The global spread of a militant or extremist strain of political Islam, often referred to as “jihadi” Islamism, ranks as one of the most important political developments in the post–Cold War world; it carries implications for our understanding of both the politics of global security and contemporary trends in political violence.1

Political Islam or Islamism, terms denoting the use of Islam's religious precepts for political mobilization, takes many forms, some of which can be violent. Transnational terror is a particular form of political violence in the name of Islam that has attracted obvious attention on account of its spectacular nature. Because violent Islamists have resorted to terrorist tactics, they are often referred to and thought of exclusively as terrorists.2 

However, radical Islamists have also taken an active part in insurgencies: that is, a rebellion or civil war. The persistent confusion around these terms (terrorism, civil war, insurgency, and so on) has fed a tendency to subsume jihadi rebellions under the general umbrella of terrorism, or even to conflate the two as somehow equivalent or interchangeable. ISIS, for example, is considered a terrorist organization at the same time as it is engaged in an insurgency or civil war, in both Syria and Iraq. A parallel, though distinct, trend has been the interpretation of the violence undertaken by jihadi militants as uniformly “religious violence.”3 However, while insurgent jihadi groups are clearly inspired by an ideology rooted in religion, they also act in ways that parallel those of nonreligious insurgent actors; their violence is often influenced by the context in which it unfolds and the influence of religion on it can be variable rather than constant.

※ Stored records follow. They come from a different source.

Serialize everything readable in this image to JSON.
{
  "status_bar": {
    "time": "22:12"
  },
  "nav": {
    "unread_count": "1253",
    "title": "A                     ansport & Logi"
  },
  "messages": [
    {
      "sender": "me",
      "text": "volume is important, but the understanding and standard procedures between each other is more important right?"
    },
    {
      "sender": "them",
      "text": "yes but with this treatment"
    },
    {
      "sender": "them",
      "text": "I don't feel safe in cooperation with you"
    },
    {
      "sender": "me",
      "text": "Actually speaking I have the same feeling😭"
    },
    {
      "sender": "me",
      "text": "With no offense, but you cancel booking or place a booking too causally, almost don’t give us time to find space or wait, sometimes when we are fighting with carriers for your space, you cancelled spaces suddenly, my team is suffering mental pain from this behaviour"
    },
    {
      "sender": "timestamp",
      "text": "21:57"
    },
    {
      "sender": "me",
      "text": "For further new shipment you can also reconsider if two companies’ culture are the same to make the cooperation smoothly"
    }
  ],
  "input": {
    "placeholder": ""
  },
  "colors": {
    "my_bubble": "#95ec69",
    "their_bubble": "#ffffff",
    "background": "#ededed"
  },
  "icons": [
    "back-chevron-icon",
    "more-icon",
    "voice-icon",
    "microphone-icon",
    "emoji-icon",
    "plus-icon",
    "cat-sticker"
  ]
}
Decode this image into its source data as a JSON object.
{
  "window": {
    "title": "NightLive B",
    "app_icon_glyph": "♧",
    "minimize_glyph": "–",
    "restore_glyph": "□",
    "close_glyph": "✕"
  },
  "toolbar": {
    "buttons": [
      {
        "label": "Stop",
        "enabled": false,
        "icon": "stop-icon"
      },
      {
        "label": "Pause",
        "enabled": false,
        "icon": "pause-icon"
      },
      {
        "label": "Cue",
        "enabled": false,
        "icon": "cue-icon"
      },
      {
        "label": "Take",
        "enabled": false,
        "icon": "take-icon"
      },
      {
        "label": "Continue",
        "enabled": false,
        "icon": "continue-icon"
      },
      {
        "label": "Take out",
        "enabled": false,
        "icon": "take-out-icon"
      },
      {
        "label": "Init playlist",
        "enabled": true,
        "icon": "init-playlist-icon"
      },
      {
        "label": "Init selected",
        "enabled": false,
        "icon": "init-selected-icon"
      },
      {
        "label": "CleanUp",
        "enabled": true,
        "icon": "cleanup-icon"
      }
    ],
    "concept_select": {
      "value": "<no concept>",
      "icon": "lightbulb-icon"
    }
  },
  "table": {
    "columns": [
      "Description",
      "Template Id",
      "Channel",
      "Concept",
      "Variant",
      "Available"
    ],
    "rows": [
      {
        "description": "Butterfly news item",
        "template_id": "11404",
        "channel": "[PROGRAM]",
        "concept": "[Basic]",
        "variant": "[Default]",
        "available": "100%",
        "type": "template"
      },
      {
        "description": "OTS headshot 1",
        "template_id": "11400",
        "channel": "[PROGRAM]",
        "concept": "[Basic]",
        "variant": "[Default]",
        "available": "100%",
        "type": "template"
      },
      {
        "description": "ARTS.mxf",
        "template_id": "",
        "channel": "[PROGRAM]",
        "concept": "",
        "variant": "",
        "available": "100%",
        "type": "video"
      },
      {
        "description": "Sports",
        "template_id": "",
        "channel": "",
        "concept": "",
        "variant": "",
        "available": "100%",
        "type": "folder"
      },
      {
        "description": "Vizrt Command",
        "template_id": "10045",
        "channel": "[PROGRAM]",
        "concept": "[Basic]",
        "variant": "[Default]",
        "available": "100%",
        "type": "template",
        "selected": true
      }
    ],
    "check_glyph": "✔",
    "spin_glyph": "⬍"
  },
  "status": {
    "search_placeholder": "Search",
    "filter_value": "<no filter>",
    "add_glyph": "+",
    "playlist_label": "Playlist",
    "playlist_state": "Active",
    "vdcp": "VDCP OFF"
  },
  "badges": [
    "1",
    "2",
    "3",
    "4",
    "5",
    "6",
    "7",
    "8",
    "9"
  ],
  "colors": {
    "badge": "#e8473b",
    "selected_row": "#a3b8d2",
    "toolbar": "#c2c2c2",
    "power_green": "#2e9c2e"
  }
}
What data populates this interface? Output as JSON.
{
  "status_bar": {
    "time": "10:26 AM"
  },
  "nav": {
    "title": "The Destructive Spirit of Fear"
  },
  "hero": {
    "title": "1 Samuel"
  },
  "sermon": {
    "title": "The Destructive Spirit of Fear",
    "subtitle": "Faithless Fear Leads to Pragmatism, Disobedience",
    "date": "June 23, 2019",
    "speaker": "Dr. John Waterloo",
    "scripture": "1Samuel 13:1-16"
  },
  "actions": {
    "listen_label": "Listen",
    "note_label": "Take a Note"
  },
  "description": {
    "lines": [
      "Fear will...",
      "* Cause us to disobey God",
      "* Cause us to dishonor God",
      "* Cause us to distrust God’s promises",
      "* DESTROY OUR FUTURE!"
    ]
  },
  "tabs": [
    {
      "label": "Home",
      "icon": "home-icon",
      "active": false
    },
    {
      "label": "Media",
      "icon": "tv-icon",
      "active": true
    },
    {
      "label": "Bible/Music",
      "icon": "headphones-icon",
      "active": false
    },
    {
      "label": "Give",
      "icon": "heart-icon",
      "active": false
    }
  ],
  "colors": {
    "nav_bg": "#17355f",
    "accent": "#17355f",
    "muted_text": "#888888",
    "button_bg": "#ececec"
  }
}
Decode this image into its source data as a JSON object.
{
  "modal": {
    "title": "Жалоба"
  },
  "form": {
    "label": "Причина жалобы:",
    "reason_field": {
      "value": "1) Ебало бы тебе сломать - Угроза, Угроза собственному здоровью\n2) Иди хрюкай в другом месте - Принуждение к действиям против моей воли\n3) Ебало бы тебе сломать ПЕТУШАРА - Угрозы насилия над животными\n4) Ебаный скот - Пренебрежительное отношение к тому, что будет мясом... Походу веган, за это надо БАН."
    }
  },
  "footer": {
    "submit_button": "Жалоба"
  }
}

In this essay, I decouple violent Islamism from both terrorism and religion. I am not arguing that Islamists cannot engage in terrorism or are not influenced by religion; rather, I contend that too much emphasis on terrorism and religion might conceal two critical aspects of contemporary violent jihadism: its emergence in the context of civil wars and its revolutionary dimension. Thus, I argue that jihadi groups can be approached as a particular species of insurgent actors in civil wars: namely, revolutionary insurgents. From this vantage point, they can be fruitfully compared with another well-known species of revolutionary actors, the Marxist rebels of the Cold War. .  .  .


  • 1Richard H. Shultz, “Global Insurgency Strategy and the Salafi Jihad Movement,” INSS Occasional Paper 66 (Colorado Springs, Colo.: United States Air Force Institute for National Security Studies, 2008); and Seth G. Jones, A Persistent Threat: The Evolution of Al Qa'ida and Other Salafi Jihadists (Santa Monica, Calif.: RAND Corporation, 2014).
  • 2See, for example, Martha Crenshaw, “Transnational Jihadism & Civil Wars,” Dædalus 146 (4) (Fall 2017).
  • 3See, for example, Tanisha Fazal, “Religionist Rebels & the Sovereignty of the Divine,” Dædalus 147 (1) (Winter 2018).